Oj wpłynęło (uśmiech). Był to istny wysyp programów rządowych ogłaszanych prawie co dwa miesiące. Skrupulatnie z tego korzystaliśmy. W ramach naboru z Polskiego Ładu na wsparcie remontu zabytków nasza gmina otrzymała jedno z największych pieniędzy w województwie, bo blisko 5,5 mln zł na rewitalizację wieży strzeleckiego kościoła, a także świątyni w Ogardach. Dzięki temu wyremontujemy też zabytkowe kamienice w mieście. Pojawią nowe witraże w kościele w Sokólsku. Blisko 600 tys. zł otrzymaliśmy z Programu Rozbudowy Dróg na remont ul. Lipowej, Ludowej i Słonecznej w Lipich Górach, a także odcinek między Wielisławicami, a Bronowicami, ale tylko do bruku. 3,5 mln zł pozyskaliśmy na budowę świetlicy w Buszowie. Tu duży wpływ też miała determinacja mieszkańców tej wsi, którzy od lat czekają na swój kąt i mocno o to zabiegali. Z kolei z Urzędu Marszałkowskiego pod koniec roku spłynęła dobra informacja, że otrzymamy ok. 1,5 mln zł na budowę drogi w Wełminie. W grudniu dostaliśmy kolejne dobre wieści, że nasz wniosek na odwiert geotermalny w Strzelcach został wysoko punktowany i przyznano naszej gminie ponad 13 mln zł. Jeśli okaże się, że mamy pokłady gorących źródeł, to może to być nowy rozdział rozwojowy dla naszej gminy. Wracając do polityki, życzę wszystkim nowym parlamentarzystom, ministrom i wojewodom powodzenia w pracy. Liczymy na dobrą współpracę. Kręgosłupy mamy twarde, więc czekają nas też twarde negocjacje o inwestycje na rzecz naszej gminy. 

Wróćmy jeszcze do inwestycji. W tym przedwyborczym okresie zakończy się czas oczekiwania na rewitalizację parku. 
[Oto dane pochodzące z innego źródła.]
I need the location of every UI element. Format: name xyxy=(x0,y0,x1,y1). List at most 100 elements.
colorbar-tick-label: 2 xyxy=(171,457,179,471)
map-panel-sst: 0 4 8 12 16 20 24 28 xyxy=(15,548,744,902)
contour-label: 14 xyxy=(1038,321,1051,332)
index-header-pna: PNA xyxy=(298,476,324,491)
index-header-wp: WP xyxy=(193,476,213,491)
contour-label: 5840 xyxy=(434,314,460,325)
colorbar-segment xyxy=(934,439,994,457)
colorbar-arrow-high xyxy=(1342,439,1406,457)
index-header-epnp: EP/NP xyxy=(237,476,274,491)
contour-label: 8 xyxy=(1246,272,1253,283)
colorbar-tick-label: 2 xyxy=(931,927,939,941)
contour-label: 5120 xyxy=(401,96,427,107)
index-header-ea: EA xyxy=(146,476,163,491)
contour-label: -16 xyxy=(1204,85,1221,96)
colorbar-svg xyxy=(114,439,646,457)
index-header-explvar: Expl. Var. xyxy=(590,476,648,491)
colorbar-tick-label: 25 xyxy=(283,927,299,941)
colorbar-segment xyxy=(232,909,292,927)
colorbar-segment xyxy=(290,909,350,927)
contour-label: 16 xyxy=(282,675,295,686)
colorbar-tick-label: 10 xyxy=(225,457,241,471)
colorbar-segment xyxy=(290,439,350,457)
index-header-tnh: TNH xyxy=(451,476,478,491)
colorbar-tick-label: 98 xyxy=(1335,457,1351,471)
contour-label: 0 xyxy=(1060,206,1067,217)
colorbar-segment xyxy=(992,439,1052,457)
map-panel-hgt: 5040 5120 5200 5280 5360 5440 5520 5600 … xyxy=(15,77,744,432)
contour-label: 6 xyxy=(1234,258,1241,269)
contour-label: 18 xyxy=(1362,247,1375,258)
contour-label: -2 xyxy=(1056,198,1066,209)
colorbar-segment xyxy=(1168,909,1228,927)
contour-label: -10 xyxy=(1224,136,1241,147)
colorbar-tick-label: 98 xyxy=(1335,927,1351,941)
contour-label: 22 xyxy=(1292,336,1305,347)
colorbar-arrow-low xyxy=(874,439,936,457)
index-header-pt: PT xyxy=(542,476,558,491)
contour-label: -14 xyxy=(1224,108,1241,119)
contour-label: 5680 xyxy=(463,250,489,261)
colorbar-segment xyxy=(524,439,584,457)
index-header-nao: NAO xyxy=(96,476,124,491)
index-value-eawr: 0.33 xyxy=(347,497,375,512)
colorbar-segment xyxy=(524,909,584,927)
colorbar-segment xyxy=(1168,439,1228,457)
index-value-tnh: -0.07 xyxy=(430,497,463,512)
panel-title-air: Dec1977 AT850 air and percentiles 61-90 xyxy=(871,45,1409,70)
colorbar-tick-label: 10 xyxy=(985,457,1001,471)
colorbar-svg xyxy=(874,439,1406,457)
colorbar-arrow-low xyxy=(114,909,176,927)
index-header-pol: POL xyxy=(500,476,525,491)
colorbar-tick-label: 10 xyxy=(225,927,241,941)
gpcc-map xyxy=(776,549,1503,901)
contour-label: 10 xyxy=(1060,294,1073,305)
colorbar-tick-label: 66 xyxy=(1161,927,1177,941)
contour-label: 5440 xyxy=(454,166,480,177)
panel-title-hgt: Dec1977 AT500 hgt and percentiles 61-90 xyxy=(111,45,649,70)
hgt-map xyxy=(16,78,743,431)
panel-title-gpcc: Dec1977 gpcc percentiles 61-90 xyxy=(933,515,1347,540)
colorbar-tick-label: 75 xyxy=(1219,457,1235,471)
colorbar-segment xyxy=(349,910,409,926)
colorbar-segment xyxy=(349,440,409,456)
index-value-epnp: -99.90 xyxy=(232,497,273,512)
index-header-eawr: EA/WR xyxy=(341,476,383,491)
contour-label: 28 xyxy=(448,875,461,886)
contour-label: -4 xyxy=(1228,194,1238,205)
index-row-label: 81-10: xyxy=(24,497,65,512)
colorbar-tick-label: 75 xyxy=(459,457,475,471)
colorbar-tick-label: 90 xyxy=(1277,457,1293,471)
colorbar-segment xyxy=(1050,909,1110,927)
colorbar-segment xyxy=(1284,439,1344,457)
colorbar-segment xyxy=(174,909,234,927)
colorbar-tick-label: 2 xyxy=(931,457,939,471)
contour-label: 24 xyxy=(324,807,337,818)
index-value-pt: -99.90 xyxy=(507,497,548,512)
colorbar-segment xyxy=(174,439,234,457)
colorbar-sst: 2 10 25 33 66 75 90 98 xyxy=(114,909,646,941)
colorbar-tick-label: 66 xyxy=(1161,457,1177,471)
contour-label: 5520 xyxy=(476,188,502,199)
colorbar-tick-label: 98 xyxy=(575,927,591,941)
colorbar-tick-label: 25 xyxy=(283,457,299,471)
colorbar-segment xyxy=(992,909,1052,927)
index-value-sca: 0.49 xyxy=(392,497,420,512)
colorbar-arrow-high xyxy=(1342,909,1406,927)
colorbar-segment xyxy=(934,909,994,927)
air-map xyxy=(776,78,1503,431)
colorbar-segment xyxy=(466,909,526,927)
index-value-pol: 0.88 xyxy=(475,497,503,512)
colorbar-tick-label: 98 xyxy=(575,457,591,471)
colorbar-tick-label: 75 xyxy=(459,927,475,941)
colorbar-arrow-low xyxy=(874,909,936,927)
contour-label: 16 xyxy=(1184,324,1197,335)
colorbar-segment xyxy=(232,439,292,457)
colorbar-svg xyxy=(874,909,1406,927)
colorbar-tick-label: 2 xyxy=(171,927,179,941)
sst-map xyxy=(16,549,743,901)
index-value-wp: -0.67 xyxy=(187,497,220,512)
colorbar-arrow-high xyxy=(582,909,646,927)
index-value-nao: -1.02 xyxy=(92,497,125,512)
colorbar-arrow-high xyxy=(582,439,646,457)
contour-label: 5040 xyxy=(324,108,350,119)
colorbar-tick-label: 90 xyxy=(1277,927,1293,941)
Walczyliśmy o to zadanie od 2015 roku. Ciągle je przekładając, ze względu na ważniejsze zadania. Były już plany, by etapować tę inwestycję. W końcu dostaliśmy dofinansowanie z Polskiego Ładu w wysokości blisko 10 mln zł. To pozwoli zmienić park w całości, bez kompromisów, od wejścia przy rondzie do wyjścia przy Kolejowej. Nasze zielone płuca miasta będą miejscem dla wszystkich. Od dzieci zaczynając, poprzez młodzież i na seniorach kończąc. W małym amfiteatrze odnajdą się fani kultury, a na wybiegu dla psów miłośnicy czworonogów. Powstaną place zabaw, skate park, street workout, będzie dużo zieleni i budek dla ptaków. Doczekamy się również godnego placu apelowego, gdzie chcemy świętować ważne dla naszego kraju uroczystości i wspominać naszych zasłużonych mieszkańców. Niebawem ogłaszamy przetarg i mamy nadzieję, że wiosną ruszymy z tą inwestycją. 

  

Mówi się, że 2024 będzie trudny, nie tylko dla naszego samorządu, ale i dla wielu innych ze względu na wzrost opłat, od których nie da się uciec, jak więc kształtuje się budżet na ten nowy rok? Z czym gmina może mieć problem, na czym musi oszczędzać, a gdzie trzeba sypnąć więcej pieniędzy?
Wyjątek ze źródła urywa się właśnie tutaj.